I've heard that LED monitors reduce eye strain,but I have not had the chance to test it.It also seems that some people are irritated by LED monitors.
I know LCDs do not refresh like CRTs but there are many people saying that a 120 Hz Lcd and a 60 Hz Lcd are much different and 120 Hz is much smoother.
The thing is,I had a 4:3 19" LG monitor (probably 4-5 years old) and I had no problems with it until I built myself a new system.After the new system,I usually get headaches after like playing an hour.Plugging in a really old CRT monitor (isn't even flat screen) does not fully recover,but makes it lighter.
I'm thinking of getting a new monitor purely to get rid of this headaches,so what kind of monitor should I search for?
If smooth motion is your concern then 120Hz would definitely help.
LEDs use direct current so it doesn't refresh like CCFLs do, but CCFL backlighting refreshes as a very very high rate (usually in excess of 200Hz) so there won't be much difference.
One of the major reasons for headaches is actually poor lighting. Too bright of a screen and too dark of a room.
You should turn down the monitor brightness while increasing your room lighting.
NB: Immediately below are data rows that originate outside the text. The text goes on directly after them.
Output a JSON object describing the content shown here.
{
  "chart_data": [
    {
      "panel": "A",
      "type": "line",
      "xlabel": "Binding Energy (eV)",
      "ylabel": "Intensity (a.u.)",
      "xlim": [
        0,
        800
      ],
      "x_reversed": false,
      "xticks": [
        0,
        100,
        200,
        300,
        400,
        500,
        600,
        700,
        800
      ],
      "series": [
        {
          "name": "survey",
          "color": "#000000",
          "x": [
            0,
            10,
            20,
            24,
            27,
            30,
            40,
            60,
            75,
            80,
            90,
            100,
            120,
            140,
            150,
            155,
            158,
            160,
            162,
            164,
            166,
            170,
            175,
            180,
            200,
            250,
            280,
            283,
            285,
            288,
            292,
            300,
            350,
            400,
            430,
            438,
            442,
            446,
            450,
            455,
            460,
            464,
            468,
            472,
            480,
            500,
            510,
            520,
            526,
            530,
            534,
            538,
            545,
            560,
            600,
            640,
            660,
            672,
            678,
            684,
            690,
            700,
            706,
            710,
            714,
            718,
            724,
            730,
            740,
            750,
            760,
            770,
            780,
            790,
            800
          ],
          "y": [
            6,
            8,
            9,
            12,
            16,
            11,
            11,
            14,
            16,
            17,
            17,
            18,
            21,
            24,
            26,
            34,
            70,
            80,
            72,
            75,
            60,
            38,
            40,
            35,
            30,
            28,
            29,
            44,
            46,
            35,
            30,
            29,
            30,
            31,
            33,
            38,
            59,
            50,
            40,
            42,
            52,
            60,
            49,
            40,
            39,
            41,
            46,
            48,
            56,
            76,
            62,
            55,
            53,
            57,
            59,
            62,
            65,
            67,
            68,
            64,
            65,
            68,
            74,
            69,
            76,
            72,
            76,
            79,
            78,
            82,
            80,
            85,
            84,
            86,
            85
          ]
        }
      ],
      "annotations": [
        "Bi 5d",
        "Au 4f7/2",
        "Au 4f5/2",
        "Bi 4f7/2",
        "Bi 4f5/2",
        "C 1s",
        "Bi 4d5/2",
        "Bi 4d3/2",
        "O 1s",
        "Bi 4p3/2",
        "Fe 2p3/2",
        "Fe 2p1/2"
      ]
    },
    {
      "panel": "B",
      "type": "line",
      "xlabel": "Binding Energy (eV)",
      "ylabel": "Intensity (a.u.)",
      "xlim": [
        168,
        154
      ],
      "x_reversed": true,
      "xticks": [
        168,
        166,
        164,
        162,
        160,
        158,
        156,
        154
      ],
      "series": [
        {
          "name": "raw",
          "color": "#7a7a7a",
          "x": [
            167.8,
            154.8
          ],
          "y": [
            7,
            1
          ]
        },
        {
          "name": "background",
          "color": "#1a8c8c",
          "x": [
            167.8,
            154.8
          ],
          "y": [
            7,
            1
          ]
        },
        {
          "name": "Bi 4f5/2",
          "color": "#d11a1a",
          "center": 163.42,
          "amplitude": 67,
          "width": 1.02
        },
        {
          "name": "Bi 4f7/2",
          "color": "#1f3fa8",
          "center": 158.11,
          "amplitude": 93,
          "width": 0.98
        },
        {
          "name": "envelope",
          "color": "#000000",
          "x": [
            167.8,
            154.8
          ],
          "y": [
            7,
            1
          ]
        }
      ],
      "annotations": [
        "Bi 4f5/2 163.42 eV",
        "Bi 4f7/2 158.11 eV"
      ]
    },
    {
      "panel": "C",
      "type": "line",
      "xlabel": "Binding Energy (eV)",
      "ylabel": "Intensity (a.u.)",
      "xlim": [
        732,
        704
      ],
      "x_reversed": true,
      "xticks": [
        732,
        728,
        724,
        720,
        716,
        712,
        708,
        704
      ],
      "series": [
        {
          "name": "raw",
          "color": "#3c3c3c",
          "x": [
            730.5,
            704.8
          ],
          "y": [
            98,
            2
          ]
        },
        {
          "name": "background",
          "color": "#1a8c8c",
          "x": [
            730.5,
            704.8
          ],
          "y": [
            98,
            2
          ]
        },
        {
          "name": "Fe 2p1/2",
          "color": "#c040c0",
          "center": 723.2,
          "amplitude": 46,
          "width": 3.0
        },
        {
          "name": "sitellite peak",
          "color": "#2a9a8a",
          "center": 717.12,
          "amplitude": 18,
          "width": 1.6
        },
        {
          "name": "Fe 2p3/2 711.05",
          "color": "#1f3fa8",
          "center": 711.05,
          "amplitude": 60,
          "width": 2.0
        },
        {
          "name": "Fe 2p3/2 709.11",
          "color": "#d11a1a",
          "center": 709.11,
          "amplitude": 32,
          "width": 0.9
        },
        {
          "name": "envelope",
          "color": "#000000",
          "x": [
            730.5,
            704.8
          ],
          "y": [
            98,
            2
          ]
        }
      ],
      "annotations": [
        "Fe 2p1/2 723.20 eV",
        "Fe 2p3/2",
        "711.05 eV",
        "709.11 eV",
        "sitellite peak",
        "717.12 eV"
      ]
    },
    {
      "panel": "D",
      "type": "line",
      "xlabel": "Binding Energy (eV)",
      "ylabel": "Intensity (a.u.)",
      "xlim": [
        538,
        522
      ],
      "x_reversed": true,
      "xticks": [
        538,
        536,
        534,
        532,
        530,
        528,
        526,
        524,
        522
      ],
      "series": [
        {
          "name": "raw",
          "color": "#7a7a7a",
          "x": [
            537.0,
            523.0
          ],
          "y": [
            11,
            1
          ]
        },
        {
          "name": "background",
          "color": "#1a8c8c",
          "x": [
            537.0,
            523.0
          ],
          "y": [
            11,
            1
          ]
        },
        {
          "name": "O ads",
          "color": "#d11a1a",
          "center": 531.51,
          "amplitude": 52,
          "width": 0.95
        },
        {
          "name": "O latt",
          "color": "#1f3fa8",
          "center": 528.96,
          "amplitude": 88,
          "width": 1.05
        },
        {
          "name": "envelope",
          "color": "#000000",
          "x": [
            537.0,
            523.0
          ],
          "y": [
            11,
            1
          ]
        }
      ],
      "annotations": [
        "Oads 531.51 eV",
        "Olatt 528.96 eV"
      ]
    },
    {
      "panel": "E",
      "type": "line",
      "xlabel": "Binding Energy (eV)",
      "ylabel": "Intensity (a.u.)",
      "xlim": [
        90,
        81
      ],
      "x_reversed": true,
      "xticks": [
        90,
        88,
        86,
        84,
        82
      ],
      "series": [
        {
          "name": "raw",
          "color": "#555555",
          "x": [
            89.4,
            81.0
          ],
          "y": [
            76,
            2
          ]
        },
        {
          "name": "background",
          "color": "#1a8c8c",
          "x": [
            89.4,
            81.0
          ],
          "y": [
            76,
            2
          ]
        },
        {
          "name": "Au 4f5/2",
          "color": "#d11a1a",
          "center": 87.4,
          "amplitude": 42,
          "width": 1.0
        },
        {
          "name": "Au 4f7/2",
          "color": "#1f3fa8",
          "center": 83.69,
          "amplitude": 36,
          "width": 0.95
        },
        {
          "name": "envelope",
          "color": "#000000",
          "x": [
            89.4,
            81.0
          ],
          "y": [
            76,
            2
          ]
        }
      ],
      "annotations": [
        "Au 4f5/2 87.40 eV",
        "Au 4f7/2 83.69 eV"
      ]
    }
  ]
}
Warm yellow lighting in the room is softer on the eyes than white.
Actually my room is brighter than it used to be,but I did play with the monitor's brightness and contrast and cannot remember the old values ><.The defaults are too bright for me.But would changing those values really matter THAT much?
I wonder if it could be some other component? Or Windows 7?(Using directx 10 etc) Or the position of the monitor?
A new system can change everything about how the monitor operates. The old video card could have been running the monitor at 80Hz and the new one might be running it at 60Hz. This is a good possibility of the cause of the complaint. Anything under 72Hz gives me a headache because I can see the flicker. OSHA agrees. Set your screen refresh rate in Display Properties>>Settings>>Advanced>>Monitor to the highest value that both your video card and monitor will cooperate well at.
Also, the new system could be introducing noise into the video signal by any number of means causing all sorts of subtle (or obvious) image problems. Finally, the quality and strength of the signal produced by the video card can vary greatly among cards and manufacturers. Matrox, for example, was well known for producing video cards with very stable images. As we move from analog SVGA cables to digital cables, these things become less a factor... but still a factor.